One caveat was the service: it was quite a bit slow, but we entertained ourselves with conversation, as the noise level was high enough that we could be our usual crude n’ crass selves but not so noisy that we couldn’t laugh at those same jokes.  However, that caveat comes with another one: that this was only their SECOND night open!  We waited about 20 minutes for a table, as the place was absolutely packed, and Linda (the other co-owner) said that it was like that the opening night.  I’m sure that once they work the kinks out (they were out of some sides and BRISKET, a disappointment for Erock, but a good reason to go back) and the service gets up to the speed of the business, things will be just fine.  Even with a long wait for our meals, it was well worth it and encourage all of you within a reasonable driving distance of Providence to check out LJ’s, as I think it is the best barbecue in the area!

Travel On the Mind

A little over two weeks away from the Chicago trip and starting to really get excited about it.  Hopefully this mild almost spring-like weather we’ve been having will hold out and be like that the first weekend of April in Chicago.  Wouldn’t that be nice!

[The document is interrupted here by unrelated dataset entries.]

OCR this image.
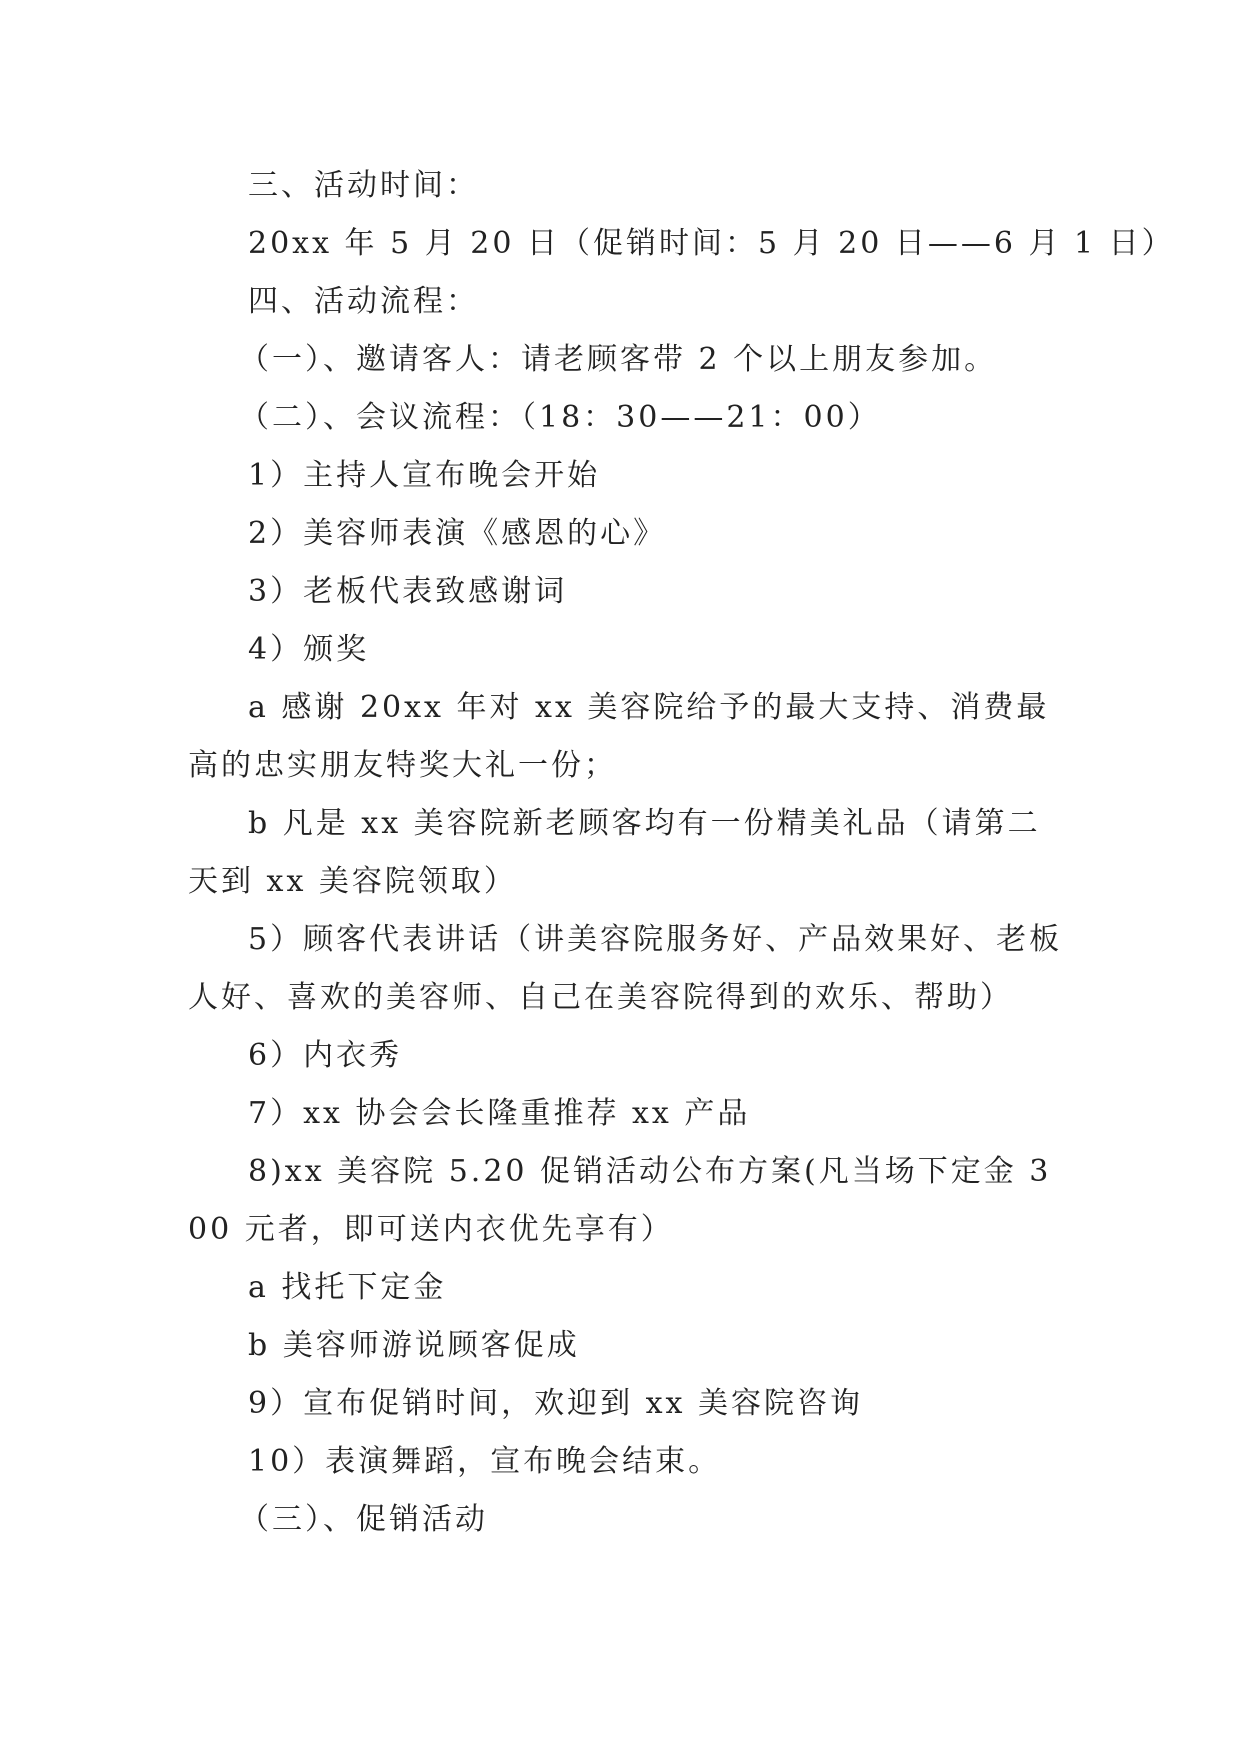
三、活动时间：

20xx 年 5 月 20 日（促销时间：5 月 20 日——6 月 1 日）

四、活动流程：

（一）、邀请客人：请老顾客带 2 个以上朋友参加。

（二）、会议流程：（18：30——21：00）

1）主持人宣布晚会开始

2）美容师表演《感恩的心》

3）老板代表致感谢词

4）颁奖

a 感谢 20xx 年对 xx 美容院给予的最大支持、消费最高的忠实朋友特奖大礼一份；

b 凡是 xx 美容院新老顾客均有一份精美礼品（请第二天到 xx 美容院领取）

5）顾客代表讲话（讲美容院服务好、产品效果好、老板人好、喜欢的美容师、自己在美容院得到的欢乐、帮助）

6）内衣秀

7）xx 协会会长隆重推荐 xx 产品

8)xx 美容院 5.20 促销活动公布方案(凡当场下定金 300 元者，即可送内衣优先享有）

a 找托下定金

b 美容师游说顾客促成

9）宣布促销时间，欢迎到 xx 美容院咨询

10）表演舞蹈，宣布晚会结束。

（三）、促销活动
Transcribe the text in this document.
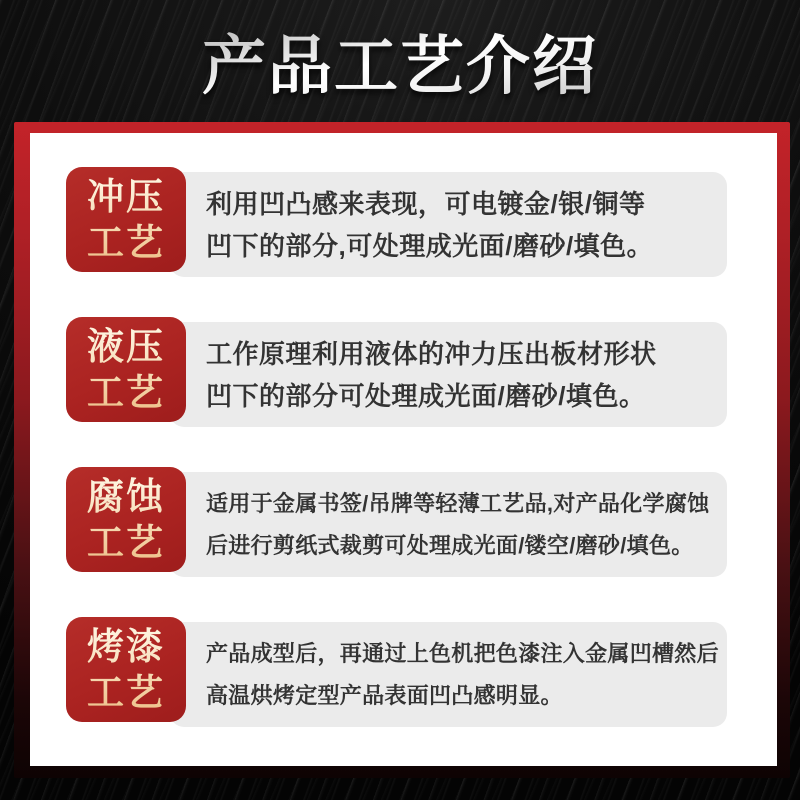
产品工艺介绍
冲压
工艺
利用凹凸感来表现，可电镀金/银/铜等
凹下的部分,可处理成光面/磨砂/填色。
液压
工艺
工作原理利用液体的冲力压出板材形状
凹下的部分可处理成光面/磨砂/填色。
腐蚀
工艺
适用于金属书签/吊牌等轻薄工艺品,对产品化学腐蚀
后进行剪纸式裁剪可处理成光面/镂空/磨砂/填色。
烤漆
工艺
产品成型后，再通过上色机把色漆注入金属凹槽然后
高温烘烤定型产品表面凹凸感明显。
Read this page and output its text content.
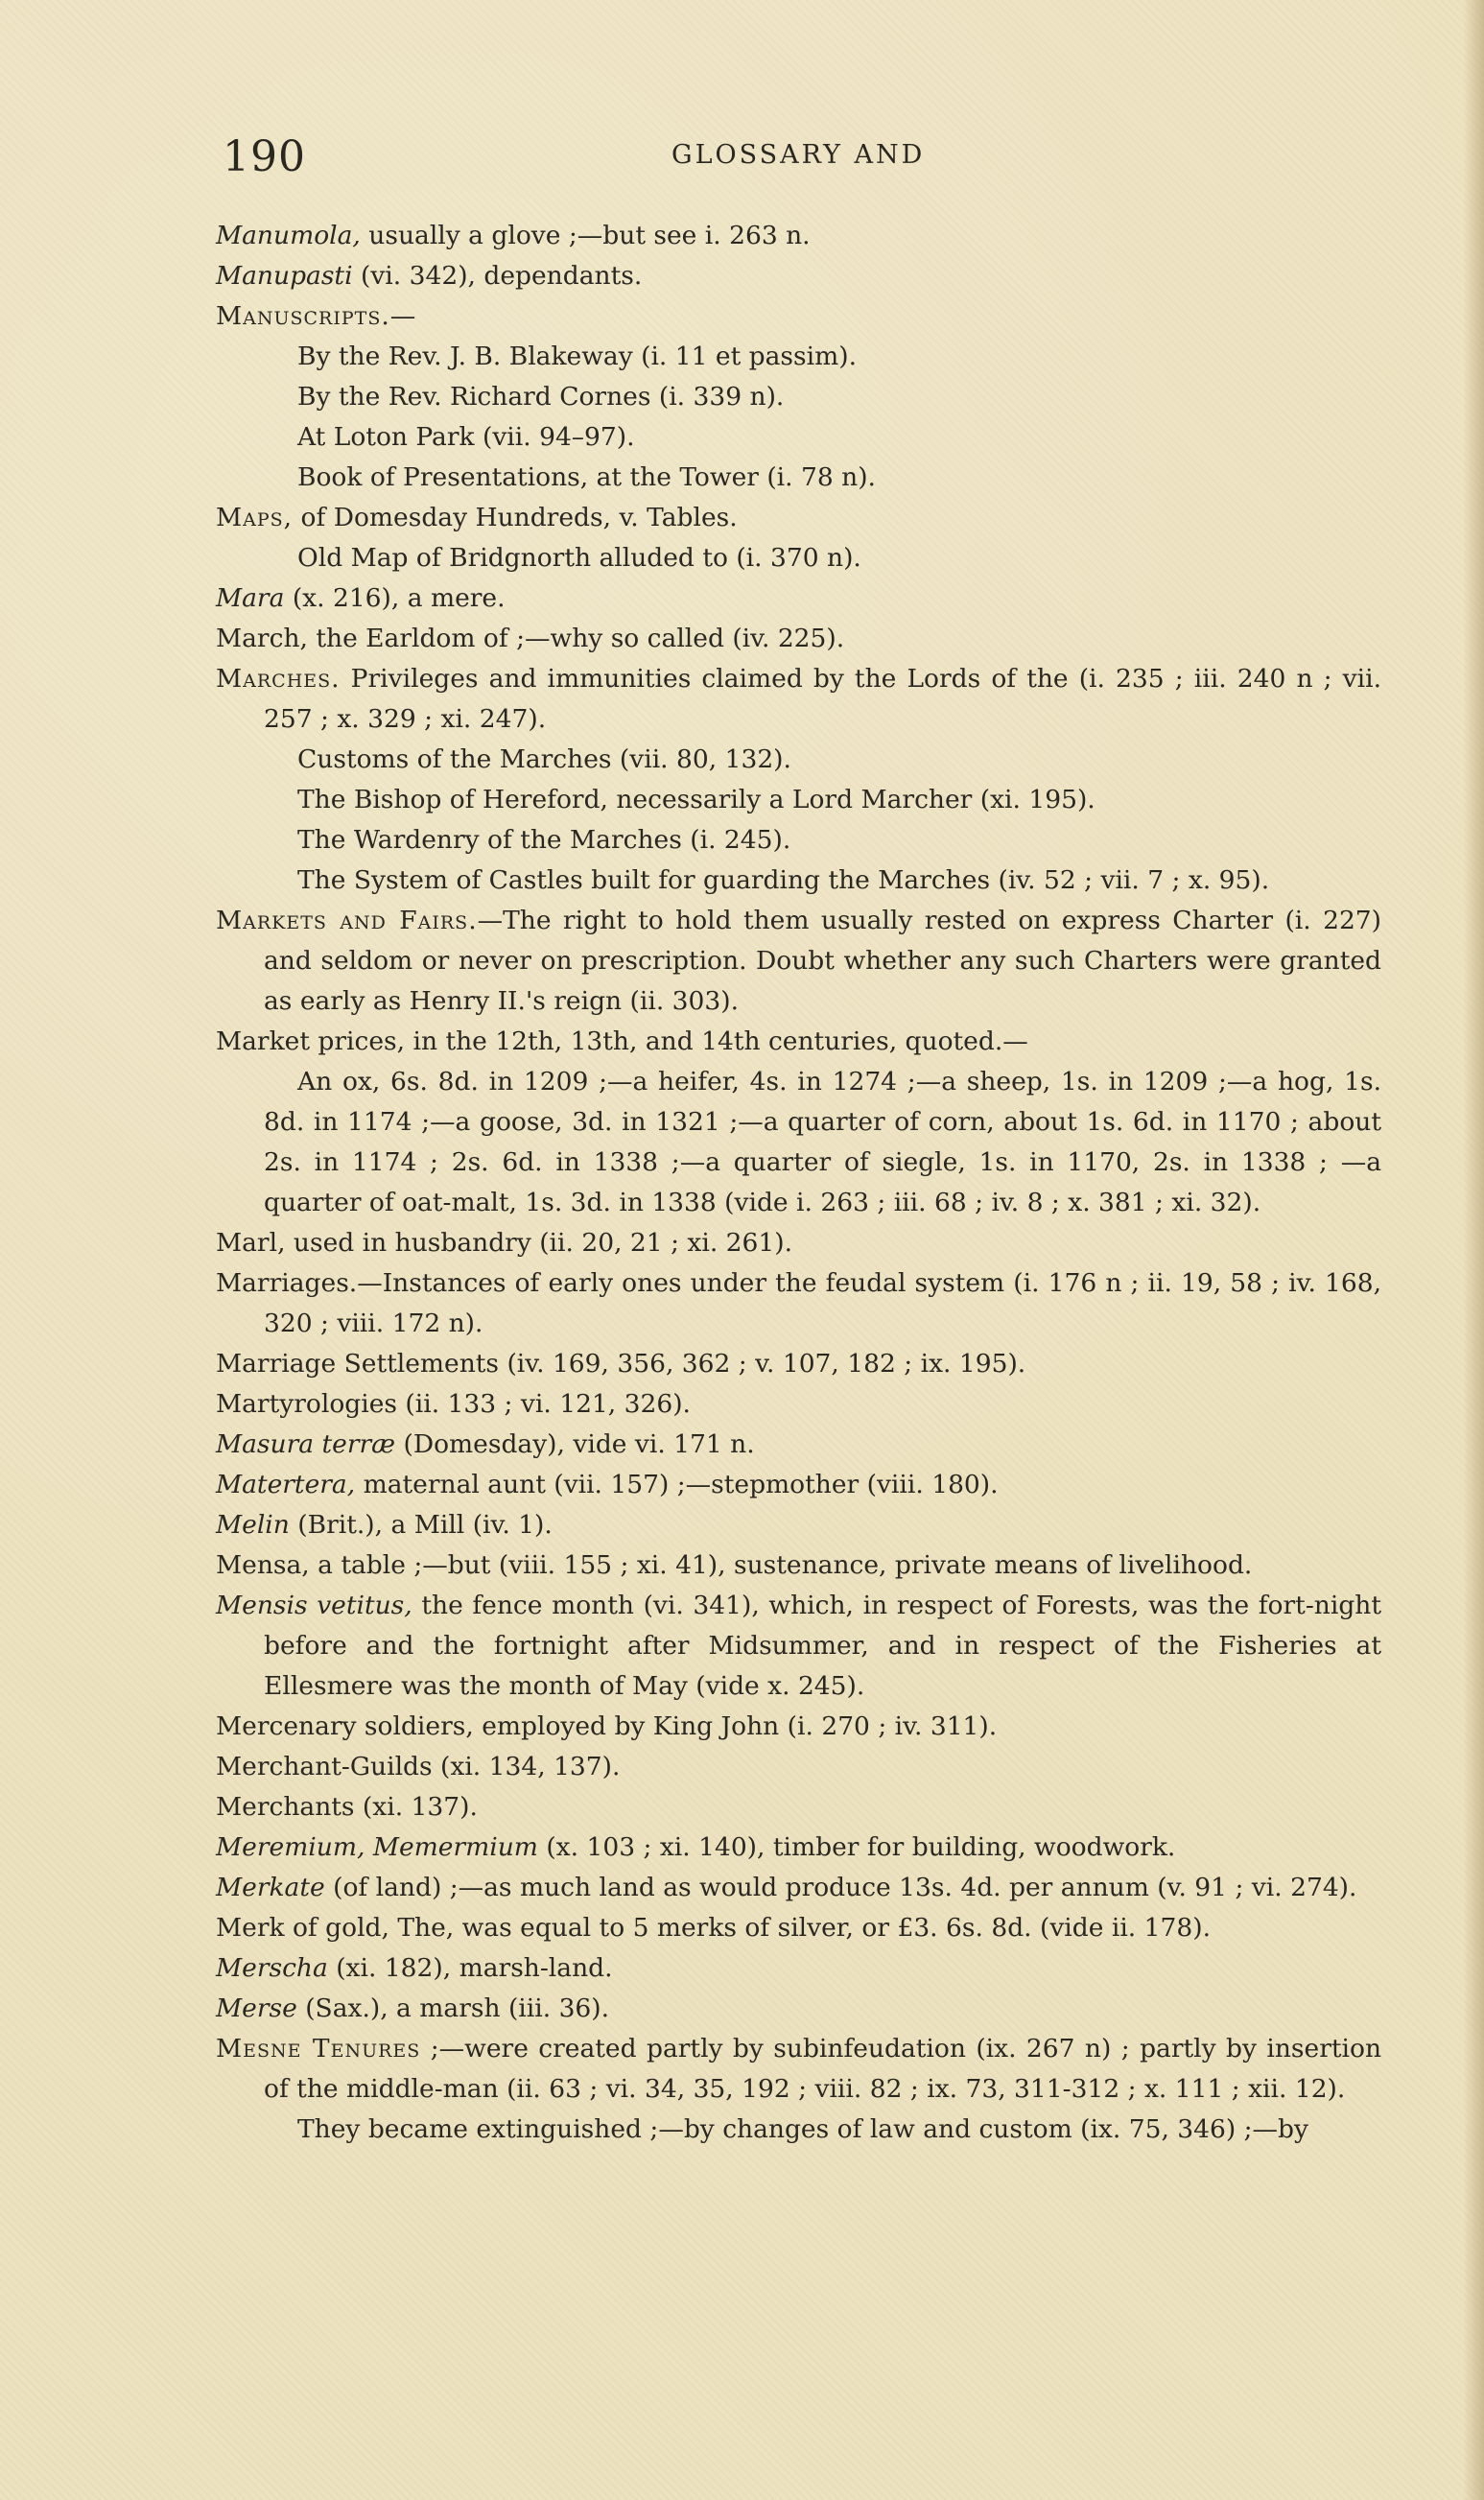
190	GLOSSARY AND

Manumola, usually a glove ;—but see i. 263 n.

Manupasti (vi. 342), dependants.

Manuscripts.—

By the Rev. J. B. Blakeway (i. 11 et passim).

By the Rev. Richard Cornes (i. 339 n).

At Loton Park (vii. 94–97).

Book of Presentations, at the Tower (i. 78 n).

Maps, of Domesday Hundreds, v. Tables.

Old Map of Bridgnorth alluded to (i. 370 n).

Mara (x. 216), a mere.

March, the Earldom of ;—why so called (iv. 225).

Marches. Privileges and immunities claimed by the Lords of the (i. 235 ; iii. 240 n ; vii. 257 ; x. 329 ; xi. 247).

Customs of the Marches (vii. 80, 132).

The Bishop of Hereford, necessarily a Lord Marcher (xi. 195).

The Wardenry of the Marches (i. 245).

The System of Castles built for guarding the Marches (iv. 52 ; vii. 7 ; x. 95).

Markets and Fairs.—The right to hold them usually rested on express Charter (i. 227) and seldom or never on prescription. Doubt whether any such Charters were granted as early as Henry II.'s reign (ii. 303).

Market prices, in the 12th, 13th, and 14th centuries, quoted.—

An ox, 6s. 8d. in 1209 ;—a heifer, 4s. in 1274 ;—a sheep, 1s. in 1209 ;—a hog, 1s. 8d. in 1174 ;—a goose, 3d. in 1321 ;—a quarter of corn, about 1s. 6d. in 1170 ; about 2s. in 1174 ; 2s. 6d. in 1338 ;—a quarter of siegle, 1s. in 1170, 2s. in 1338 ; —a quarter of oat-malt, 1s. 3d. in 1338 (vide i. 263 ; iii. 68 ; iv. 8 ; x. 381 ; xi. 32).

Marl, used in husbandry (ii. 20, 21 ; xi. 261).

Marriages.—Instances of early ones under the feudal system (i. 176 n ; ii. 19, 58 ; iv. 168, 320 ; viii. 172 n).

Marriage Settlements (iv. 169, 356, 362 ; v. 107, 182 ; ix. 195).

Martyrologies (ii. 133 ; vi. 121, 326).

Masura terræ (Domesday), vide vi. 171 n.

Matertera, maternal aunt (vii. 157) ;—stepmother (viii. 180).

Melin (Brit.), a Mill (iv. 1).

Mensa, a table ;—but (viii. 155 ; xi. 41), sustenance, private means of livelihood.

Mensis vetitus, the fence month (vi. 341), which, in respect of Forests, was the fort-night before and the fortnight after Midsummer, and in respect of the Fisheries at Ellesmere was the month of May (vide x. 245).

Mercenary soldiers, employed by King John (i. 270 ; iv. 311).

Merchant-Guilds (xi. 134, 137).

Merchants (xi. 137).

Meremium, Memermium (x. 103 ; xi. 140), timber for building, woodwork.

Merkate (of land) ;—as much land as would produce 13s. 4d. per annum (v. 91 ; vi. 274).

Merk of gold, The, was equal to 5 merks of silver, or £3. 6s. 8d. (vide ii. 178).

Merscha (xi. 182), marsh-land.

Merse (Sax.), a marsh (iii. 36).

Mesne Tenures ;—were created partly by subinfeudation (ix. 267 n) ; partly by insertion of the middle-man (ii. 63 ; vi. 34, 35, 192 ; viii. 82 ; ix. 73, 311-312 ; x. 111 ; xii. 12).

They became extinguished ;—by changes of law and custom (ix. 75, 346) ;—by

Also, I’m going to get my first passport, since I’m thinking about some other trips next year.  This way, I don’t have to run around to get that taken care of if I do decide to go to Japan to visit my friends who are living in Tokoyo. 

I also am considering taking a weekend trip to Montreal.  It was one of the places that the guys and I were thinking about going to this spring, but Chicago won out.  It is only a six hour drive and I have a free night stay at the Marriot SpringHill Suites by Marriot coming up.   

I’ve never stayed at a SpringHill Suite before, but it looks promising – larger hotel rooms, a good free breakfast, good amenities.  They have a web site at www.tryspringhillsuites.com that offers a 25% discount if you reserve through that web site.  Yes, you’re welcome.